If you end up working in the holiday, sports and leisure industries then you will want to show people enjoying your activity but you might not be able to pay for the models. You also have a duty of care and some responsibility of safeguarding to any children used in the pictures, you will have to gain their parents written permission to use the photographs and how, when and where the photograph is going to be being used.
Now, if you’re going into construction, a photograph of your last beautifully laid wall or roof might rock your boat! – but will it make a great advert for your business? Here is where the editing really is going to come in to play.
If you had been out with us on the Walking for Friendship this month you would have understood the value of framing the shot. (I will be teaching that in the one to one sessions as I come around.)

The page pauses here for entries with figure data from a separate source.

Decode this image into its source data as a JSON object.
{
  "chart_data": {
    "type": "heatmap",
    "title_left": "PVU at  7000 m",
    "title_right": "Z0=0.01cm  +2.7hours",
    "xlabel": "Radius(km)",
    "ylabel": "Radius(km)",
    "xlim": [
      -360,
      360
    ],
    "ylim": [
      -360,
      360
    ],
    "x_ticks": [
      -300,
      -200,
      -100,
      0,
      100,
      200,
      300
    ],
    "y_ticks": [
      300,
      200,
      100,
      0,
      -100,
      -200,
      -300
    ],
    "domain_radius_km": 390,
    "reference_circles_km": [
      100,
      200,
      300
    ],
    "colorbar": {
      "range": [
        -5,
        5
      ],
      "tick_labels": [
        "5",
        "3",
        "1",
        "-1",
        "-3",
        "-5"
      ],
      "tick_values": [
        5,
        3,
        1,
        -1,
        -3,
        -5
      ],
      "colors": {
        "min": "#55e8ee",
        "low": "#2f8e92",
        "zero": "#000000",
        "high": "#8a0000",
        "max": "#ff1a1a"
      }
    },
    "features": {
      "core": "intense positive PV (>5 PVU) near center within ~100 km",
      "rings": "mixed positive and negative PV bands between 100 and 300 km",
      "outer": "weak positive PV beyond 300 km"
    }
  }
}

This month we walked around Virginia Water as normal, but it took over two and a half hours to do so, because we were stopping every five minutes to snap this and then that and “let me just take this from a different angle.” We went at 7.30am, yes, the lesson started at 7.30am and they’re all teenagers and they suggested that time. I had suggested that early morning light would be something to consider when taking the landscape shots in the original challenge details. They remembered that during the winter month walks there were a lot of very good scenes around the lake where the winter sun cast long shadows and areas of light and shade and they were right!
And that’s 2 ½ hours of the 20 or 25 a week they need to do to show they are receiving enough education just getting enough shots for the next stage and that was only for the landscape challenge. Then, there is the process of selection: many, many photographs will be rejected – why this one and not that? Editing is a real valuable skill in running a business.
To give you an idea of this I have included a sample photograph: I like this photograph because of the way the yellow grass slops from left to right and the way it contrasts against the dark green of the trees and the sliver of the water behind. The edge of the trees and bushes frame the water in a very wiggle line which is the opposite of the bowed line of the grass. Then there are the two tree trunks at an angle forming a ‘V’. Right in the middle of this is a very straight and brightly coloured sign.
I like this! But - is this a good photograph? Would this be something I would use to market Virginia Water?
Justifying your final choice will be all about pervasive writing and a clear sense of artist value and this is what this month’s theme is all about - the art of photography and the challenge of editing! So, are we just taking a few snap shots or are we working quite hard? In truth, it’s all about learning the skills for that business to come. Hopefully, I have argued a case for enough educational content in this ‘easy task’.